For me, and I would guess for many people, Christianity is like a scratchy sweater. Many folks find they can do without sweaters all together. I have found a sweater that fits me.
But the second is that when I go to my ancestors for advice and guidance, they often tell me things that make no sense to me or are things I don’t particularly want to hear, things I find confusing or frightening. If I were telling myself a story, I feel like I know the kinds of stories about me I’d want to hear.
And you, my friends, have been reading me long enough to know the kinds of stories I’d like to tell about myself to myself–that I’m desireable and desired by everyone, that I will never struggle, that I deserve good things, etc. etc. etc.
So, anyway, yesterday I was all out of sorts, all day, just pissed and depressed about the house thing, convinced that every house in my price range is going to have some problems so severe as to render them unbuyable by me.
Which, you know, pisses me off. Having my own house is a right goal, I thought/think. The Old Man recommends it. Economists recommend it. I want it. Etc. So, why does my Fortune on the house-hunting thing seem so slightly off?
I went Over to complain. Why aren’t my Folks helping this thing happen?
I got laughed at.
Maybe I should have tried to stick with immediate family, but they’re all, with the exception of my Uncle B., who is too curious about how it All works to stay put, off with the rest of the Christians and my Uncle B. seems to feel that things are going how they should. He also lets his dog sit at the family table, so… take that for what it’s worth. In the afterlife, my folks are still spoiling their pets.
But, so, I went higher up the food chain, to Women who have homes themselves–Fensalir, Sokkvabekk, Folkvangr, Thrymheim, and on.

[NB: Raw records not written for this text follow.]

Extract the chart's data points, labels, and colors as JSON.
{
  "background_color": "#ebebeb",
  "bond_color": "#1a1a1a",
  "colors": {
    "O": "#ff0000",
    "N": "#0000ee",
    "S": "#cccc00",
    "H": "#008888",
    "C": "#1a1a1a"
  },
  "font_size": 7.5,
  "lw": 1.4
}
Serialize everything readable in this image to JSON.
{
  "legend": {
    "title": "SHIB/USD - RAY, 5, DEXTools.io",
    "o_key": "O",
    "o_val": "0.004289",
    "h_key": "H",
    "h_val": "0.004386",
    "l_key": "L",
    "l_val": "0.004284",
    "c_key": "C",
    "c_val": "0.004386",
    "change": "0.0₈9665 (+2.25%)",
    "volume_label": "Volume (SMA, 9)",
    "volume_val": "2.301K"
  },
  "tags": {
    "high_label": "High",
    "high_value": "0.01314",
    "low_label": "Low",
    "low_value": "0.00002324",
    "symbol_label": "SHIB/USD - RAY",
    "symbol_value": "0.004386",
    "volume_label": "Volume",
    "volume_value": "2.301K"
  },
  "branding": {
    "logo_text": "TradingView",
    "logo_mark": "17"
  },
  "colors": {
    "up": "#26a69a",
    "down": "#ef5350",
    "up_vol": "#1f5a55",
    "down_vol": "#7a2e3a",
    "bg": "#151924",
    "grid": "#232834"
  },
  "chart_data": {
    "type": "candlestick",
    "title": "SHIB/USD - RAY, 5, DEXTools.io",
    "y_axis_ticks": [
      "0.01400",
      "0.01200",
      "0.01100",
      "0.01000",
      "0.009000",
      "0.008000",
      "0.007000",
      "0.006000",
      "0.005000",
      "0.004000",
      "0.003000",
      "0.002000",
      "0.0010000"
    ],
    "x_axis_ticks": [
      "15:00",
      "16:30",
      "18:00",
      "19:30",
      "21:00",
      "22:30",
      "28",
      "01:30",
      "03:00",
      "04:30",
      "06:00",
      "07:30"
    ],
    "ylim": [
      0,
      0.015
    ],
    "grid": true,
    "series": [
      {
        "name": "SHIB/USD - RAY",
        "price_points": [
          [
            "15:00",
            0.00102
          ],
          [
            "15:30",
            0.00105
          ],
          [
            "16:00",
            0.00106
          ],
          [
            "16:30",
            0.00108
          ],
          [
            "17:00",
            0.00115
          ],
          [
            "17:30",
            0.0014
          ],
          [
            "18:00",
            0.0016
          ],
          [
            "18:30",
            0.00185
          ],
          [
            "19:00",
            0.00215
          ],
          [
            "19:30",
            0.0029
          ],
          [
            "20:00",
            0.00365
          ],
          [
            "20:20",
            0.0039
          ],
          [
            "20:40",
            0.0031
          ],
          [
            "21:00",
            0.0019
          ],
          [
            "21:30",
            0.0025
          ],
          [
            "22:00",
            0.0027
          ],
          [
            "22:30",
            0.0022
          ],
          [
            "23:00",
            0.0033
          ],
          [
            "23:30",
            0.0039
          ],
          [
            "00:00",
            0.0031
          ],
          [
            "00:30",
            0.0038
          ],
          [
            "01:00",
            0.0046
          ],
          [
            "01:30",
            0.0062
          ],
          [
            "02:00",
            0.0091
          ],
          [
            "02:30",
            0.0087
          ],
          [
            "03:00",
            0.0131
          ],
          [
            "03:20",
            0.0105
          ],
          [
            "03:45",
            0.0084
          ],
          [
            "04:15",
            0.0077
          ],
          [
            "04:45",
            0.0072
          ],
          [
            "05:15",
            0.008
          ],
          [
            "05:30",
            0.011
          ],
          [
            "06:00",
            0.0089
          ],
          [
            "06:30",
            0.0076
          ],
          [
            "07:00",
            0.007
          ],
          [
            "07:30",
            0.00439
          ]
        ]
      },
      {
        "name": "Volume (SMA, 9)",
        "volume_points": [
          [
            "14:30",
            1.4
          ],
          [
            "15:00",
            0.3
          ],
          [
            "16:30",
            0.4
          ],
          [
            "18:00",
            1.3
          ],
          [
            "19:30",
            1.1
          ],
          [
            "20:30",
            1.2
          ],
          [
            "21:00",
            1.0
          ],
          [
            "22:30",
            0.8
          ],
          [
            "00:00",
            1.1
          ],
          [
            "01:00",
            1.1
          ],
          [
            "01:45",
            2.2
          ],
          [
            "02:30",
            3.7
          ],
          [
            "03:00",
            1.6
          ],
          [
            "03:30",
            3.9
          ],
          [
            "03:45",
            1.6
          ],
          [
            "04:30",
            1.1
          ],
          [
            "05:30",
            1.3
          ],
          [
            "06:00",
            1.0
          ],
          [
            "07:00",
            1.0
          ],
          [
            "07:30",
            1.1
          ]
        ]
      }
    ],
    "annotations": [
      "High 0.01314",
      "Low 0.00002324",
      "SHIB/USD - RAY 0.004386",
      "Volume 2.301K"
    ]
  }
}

And I sat with one of them, who wasn’t too busy to see me, and they said that, yes, they’d heard of my strange quest to own a house. Did I not know that houses burn down? That they crumble? That they can be destroyed and some other building set in its place?
It is not about the house. It is about the land.
Land is. Houses come and go. Land is.
When I came back, I was all like “What the hell? Land? Duh, I’m going to have some land if I have a house.” But then I look at the places these Women live again–Land of Uproar, Folk-plain, Sunken-benches, Marsh Hall–and each place is a place. It’s not just a building, but it is about the land as well.
I may not have been considerate enough of that, as of yet.